• Trous Noirs ? Comment ça marche ?... Infos


    Emissions à venir :

    24 juin 2019 Luttes sociales

    On va tout péter, titre explosif dʼun film documentaire diffusé ce même jour sur Arte, repris du slogan tagué par les ouvriers de lʼusine GM&S dans la Creuse, voisinant bouteilles de gaz et bombe artisanale amorcée. Depuis décembre 2016, les 277 ouvriers de cette fabrique de pièces automobiles tentent de sauver leur emploi : « Le système a peur des gens comme nous, qui se battent pour leur survie ».
    Pendant deux ans le réalisateur Lech Kowalski sʼest installé en Creuse avec Odile Allard, productrice de Revolt Cinema Depuis lʼoccupation de lʼusine jusquʼà diverses actions directes, il a accompagné tous leurs combats  : « Ce film montre une facette souvent peu vue de la lutte et du quotidien de ceux et celles qui la mènent. Il est important que cous continuions le combat et que nous fassions connaître les injustices que nous avons subies », un GM&S.
    Une quarantaine sont venus à Cannes à lʼoccasion de la présentation du film à la Quinzaine des réalisateurs. Dans ce combat perdu dʼavance (les salaires en Bulgarie sont cinq fois plus faibles), ils sont repartis, espoir et dignité symbolisés par leur poing levé, entourant Lech Kowalski très ému : « Notre film est le témoignage dʼun monde en voie de disparition.
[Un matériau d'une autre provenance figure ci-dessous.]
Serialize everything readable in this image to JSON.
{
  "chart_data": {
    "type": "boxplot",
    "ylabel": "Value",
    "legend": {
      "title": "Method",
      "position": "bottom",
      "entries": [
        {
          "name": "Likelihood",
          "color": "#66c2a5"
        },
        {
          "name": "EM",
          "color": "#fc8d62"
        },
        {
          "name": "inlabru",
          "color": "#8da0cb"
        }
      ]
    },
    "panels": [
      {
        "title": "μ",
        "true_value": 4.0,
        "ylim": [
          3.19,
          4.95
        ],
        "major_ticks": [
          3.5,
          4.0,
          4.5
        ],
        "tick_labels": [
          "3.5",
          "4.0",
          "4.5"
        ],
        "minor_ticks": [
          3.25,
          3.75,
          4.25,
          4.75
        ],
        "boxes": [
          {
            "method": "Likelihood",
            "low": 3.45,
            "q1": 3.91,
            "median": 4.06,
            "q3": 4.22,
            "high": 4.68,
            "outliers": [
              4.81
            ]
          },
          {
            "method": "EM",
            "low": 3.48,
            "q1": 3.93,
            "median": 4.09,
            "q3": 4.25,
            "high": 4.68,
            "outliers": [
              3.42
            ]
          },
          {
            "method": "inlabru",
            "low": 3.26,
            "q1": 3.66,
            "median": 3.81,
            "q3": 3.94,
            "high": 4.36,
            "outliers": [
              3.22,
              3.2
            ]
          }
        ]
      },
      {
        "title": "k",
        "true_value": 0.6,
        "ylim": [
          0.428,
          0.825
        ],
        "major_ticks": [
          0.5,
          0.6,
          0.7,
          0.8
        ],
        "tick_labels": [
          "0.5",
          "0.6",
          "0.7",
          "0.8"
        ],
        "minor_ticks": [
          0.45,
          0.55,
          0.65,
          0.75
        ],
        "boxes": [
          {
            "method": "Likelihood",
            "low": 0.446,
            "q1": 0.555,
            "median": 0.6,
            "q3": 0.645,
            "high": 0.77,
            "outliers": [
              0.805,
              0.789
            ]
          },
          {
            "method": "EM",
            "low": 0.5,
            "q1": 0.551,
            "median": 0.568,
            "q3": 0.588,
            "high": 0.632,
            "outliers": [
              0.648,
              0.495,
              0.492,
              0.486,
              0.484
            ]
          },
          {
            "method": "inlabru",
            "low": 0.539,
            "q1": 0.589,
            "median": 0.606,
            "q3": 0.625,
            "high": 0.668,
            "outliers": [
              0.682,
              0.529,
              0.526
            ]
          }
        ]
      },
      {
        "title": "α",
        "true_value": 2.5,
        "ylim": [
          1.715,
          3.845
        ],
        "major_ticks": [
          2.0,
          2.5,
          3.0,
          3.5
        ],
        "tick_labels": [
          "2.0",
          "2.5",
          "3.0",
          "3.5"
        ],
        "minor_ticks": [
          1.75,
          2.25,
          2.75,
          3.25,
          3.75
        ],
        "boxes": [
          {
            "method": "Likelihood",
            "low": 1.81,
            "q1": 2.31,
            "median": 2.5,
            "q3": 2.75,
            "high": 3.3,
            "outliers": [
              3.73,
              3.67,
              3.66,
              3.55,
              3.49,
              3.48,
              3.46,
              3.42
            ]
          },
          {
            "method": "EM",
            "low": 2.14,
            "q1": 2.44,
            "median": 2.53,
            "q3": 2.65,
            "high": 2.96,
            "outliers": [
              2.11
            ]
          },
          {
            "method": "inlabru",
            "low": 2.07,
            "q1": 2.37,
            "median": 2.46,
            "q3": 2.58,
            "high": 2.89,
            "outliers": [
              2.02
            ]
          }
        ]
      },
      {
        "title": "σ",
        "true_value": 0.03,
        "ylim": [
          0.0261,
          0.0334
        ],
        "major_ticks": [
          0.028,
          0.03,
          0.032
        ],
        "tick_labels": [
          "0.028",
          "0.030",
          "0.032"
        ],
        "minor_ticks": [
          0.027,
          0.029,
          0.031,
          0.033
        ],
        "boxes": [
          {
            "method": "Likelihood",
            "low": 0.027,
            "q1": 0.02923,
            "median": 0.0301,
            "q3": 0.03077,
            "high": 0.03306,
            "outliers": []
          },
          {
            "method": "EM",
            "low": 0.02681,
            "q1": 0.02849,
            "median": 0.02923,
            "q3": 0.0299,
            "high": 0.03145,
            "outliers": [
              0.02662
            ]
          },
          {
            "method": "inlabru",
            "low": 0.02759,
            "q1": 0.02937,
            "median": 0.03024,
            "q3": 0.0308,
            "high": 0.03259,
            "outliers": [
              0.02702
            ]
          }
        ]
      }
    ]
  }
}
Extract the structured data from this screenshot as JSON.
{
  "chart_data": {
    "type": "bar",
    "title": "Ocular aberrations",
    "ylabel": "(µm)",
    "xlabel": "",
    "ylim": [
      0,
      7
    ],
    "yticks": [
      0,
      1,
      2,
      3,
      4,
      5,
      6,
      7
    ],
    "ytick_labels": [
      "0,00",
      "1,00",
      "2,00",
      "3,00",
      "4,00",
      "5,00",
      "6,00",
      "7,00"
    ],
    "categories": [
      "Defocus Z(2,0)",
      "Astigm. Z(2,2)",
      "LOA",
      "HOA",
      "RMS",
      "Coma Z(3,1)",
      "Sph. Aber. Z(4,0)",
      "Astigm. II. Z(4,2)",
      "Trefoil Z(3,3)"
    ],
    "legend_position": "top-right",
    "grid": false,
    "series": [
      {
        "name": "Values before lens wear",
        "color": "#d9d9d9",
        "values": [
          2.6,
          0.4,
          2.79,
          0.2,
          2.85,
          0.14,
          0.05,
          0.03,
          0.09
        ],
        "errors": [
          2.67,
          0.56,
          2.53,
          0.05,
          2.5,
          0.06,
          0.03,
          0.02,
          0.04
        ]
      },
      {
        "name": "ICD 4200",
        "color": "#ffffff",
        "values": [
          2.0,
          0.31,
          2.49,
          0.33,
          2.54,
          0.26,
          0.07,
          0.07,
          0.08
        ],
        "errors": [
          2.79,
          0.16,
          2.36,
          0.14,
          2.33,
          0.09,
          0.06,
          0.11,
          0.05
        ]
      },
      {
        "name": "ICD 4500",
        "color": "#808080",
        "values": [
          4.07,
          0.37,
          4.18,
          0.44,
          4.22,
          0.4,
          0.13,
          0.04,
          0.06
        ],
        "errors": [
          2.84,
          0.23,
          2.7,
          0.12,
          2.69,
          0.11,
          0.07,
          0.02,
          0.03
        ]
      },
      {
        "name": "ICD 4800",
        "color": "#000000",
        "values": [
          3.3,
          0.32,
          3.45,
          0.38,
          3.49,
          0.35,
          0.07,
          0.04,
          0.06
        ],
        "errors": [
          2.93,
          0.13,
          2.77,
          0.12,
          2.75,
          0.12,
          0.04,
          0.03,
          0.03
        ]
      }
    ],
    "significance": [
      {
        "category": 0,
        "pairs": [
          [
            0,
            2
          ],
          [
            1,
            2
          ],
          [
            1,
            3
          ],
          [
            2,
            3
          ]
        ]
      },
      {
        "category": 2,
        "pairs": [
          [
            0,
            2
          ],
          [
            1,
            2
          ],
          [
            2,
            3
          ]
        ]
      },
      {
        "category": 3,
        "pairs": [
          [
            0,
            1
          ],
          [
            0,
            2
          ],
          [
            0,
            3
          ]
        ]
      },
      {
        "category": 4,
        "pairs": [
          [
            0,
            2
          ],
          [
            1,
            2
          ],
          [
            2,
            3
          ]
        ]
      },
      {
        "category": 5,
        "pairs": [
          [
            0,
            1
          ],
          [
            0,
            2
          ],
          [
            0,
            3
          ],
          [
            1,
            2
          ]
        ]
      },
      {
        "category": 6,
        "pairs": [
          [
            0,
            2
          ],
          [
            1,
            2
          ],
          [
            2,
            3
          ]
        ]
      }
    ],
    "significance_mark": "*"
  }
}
Mais le cinéma sera toujours là pour en conserver une trace ». Un salarié de GM&S sera dans nos studios avec Lech, Odile et aussi Patrick, du Comité de rédaction du Monde Libertaire.

    ~ ~ ~ ~

    1 juillet 2019 Anarchie et anarchistes

    Le « Confédéralisme démocratique », organisation sociale mise en œuvre au nord de la Syrie, la « Commune des communes » évoquée par certains Gilets Jaunes, ont-ils été influencés par les idées de lʼanarchiste américain Murray Bookchin, décédé en 2006 ? En tout cas ses écrits sont connus aussi bien au Rojava quʼà Commercy (Meuse).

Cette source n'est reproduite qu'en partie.